Parkhill, J.
— The defendant in error sued the plaintiff in error in the Circuit Court for Leon County for a balance claimed to be due on account of the purchase price of certain lumber sold by Cates to the said company. The declaration contained the common counts. The defendant filed a plea of never was indebted as alleged. Other pleas of privilege have no bearing upon the assignments of error. The trial resulted in a verdict and judgment for plaintiff for $212.68, and the defendant sued out writ of error.
The plaintiff testified in his own behalf that he sold *384and delivered five carloads of lumber to the defendant, and stated the car number and value of the lumber shipped in each car, the same as set forth in the bill of particulars. He did not measure or count the pieces, he testified as to the quantity and value of the lumber shipped after refreshing his memory from a leaf out of his ledger, the account was made up and written by him in his own handwriting at the time of the transaction from invoices made from written reports of his inspector, Mr. Cheek. This testimony was objected to, as well as the preliminary question to which it was an answer, and afterwards a motion was made to strike it out, but the court overruled the objection to the motion, an exception was noted, and the rulings are assigned as errors. Even if the court erred thereby, the error was cured by the subsequent testimony of the only witness for the defendant, its bookkeeper, J. M. Taylor, who did not deny the correctness of the account as testified to by the plaintiff, nor the receipt of the lumber by the defendant, but testified the account had been'paid in full. This was an implied admission of the correctness of the account.-
The second and third assignments have been disposed of by what we- have already said. The fourth and fifth assignments are expressly abandoned and will not be considered.
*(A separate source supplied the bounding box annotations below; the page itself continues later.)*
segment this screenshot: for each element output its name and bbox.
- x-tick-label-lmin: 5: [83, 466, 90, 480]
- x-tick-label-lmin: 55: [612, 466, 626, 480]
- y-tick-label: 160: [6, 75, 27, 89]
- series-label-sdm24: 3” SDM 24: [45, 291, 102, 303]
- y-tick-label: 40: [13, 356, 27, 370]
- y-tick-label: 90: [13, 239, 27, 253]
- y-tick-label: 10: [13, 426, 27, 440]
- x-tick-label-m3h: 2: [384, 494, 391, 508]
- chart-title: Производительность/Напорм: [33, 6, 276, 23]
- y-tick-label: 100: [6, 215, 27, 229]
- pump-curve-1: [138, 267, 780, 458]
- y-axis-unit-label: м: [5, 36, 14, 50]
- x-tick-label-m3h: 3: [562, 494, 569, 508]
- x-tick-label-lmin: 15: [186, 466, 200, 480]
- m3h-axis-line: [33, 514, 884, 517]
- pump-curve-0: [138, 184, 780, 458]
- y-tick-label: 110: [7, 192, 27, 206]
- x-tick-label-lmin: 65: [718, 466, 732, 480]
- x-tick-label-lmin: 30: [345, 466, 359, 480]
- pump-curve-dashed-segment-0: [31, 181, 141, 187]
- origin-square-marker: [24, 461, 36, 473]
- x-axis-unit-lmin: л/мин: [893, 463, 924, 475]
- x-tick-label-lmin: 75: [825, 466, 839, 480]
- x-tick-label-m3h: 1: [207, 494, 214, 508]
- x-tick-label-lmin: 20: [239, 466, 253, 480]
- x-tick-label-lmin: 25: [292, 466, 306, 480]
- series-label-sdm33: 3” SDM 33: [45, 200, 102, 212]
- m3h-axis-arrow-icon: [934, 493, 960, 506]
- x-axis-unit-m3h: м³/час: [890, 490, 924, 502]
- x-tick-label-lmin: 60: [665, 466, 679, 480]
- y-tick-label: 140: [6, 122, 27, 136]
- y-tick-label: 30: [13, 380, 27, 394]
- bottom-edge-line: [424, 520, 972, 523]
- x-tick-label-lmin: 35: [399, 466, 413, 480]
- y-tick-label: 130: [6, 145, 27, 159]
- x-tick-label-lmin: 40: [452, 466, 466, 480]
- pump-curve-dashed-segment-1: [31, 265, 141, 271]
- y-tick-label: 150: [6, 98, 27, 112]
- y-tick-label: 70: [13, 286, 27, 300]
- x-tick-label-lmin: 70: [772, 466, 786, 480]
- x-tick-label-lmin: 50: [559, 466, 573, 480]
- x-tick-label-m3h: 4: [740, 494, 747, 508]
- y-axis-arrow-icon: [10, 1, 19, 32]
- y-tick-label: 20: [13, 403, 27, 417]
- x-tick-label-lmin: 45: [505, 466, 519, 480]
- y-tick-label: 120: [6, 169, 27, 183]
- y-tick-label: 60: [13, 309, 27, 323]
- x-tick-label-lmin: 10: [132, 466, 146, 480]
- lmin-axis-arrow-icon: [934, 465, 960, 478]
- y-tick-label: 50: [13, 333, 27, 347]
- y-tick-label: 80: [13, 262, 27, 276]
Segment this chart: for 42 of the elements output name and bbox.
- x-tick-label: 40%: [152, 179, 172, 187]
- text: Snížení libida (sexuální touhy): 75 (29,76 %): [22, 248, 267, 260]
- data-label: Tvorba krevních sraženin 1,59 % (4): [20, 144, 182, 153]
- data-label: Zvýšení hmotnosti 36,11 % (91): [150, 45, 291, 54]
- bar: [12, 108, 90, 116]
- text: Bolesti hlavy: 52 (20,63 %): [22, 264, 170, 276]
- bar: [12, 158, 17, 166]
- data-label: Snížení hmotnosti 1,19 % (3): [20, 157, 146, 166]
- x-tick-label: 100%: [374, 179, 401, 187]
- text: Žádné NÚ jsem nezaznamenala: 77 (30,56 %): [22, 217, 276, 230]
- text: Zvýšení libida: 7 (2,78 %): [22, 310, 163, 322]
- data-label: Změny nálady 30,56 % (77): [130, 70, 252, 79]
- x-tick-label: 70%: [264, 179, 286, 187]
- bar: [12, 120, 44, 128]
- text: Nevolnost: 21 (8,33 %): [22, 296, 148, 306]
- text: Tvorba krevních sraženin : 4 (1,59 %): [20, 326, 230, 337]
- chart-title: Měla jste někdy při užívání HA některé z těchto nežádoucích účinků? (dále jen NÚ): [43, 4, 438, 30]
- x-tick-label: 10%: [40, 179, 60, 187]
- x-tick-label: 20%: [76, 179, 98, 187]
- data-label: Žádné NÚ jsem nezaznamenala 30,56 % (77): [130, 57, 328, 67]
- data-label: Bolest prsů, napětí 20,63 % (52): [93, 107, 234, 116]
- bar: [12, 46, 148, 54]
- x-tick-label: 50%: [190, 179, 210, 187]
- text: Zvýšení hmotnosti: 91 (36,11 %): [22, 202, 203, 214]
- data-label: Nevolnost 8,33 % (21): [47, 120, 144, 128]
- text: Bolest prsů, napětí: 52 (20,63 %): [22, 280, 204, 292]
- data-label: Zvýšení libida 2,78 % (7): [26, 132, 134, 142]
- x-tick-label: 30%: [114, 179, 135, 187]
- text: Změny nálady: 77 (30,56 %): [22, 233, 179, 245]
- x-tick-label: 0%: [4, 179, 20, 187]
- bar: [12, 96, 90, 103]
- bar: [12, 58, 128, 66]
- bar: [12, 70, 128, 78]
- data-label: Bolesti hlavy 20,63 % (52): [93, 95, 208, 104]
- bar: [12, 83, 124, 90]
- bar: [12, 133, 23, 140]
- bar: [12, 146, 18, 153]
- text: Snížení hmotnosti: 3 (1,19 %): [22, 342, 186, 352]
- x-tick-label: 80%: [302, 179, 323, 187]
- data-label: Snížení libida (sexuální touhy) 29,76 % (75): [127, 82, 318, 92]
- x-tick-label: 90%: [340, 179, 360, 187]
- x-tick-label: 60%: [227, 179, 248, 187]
Upon the conclusion of the testimony, the defendant moved the court to charge the jury to render a verdict for it because “the suit is based upon common counts and it appears by all .the evidence that the transactions in the suit arose out of special written contracts between the parties which have not been performed by the plaintiff.” The court did not err in refusing to so instruct the jury.
When there is a special contract of sale, and the contract has been breached by the seller to the injury and *385damage of the purchaser, he may set up the contract and its breach and the damages sustained resulting as a proximate consequence of such breach by way of set off to the claim for the value of the goods, but a party may not purchase and retain the goods of another, and when sued for their value set up a breach of contract in the sale and purchase to defeat payment. Dalton v. Bunn, 137 Ala. 175, 34 South. Rep. 841.
The evidence is sufficient to support the verdict, and the judgment is affirmed.
All concur, except 'Shackleford, J., absent.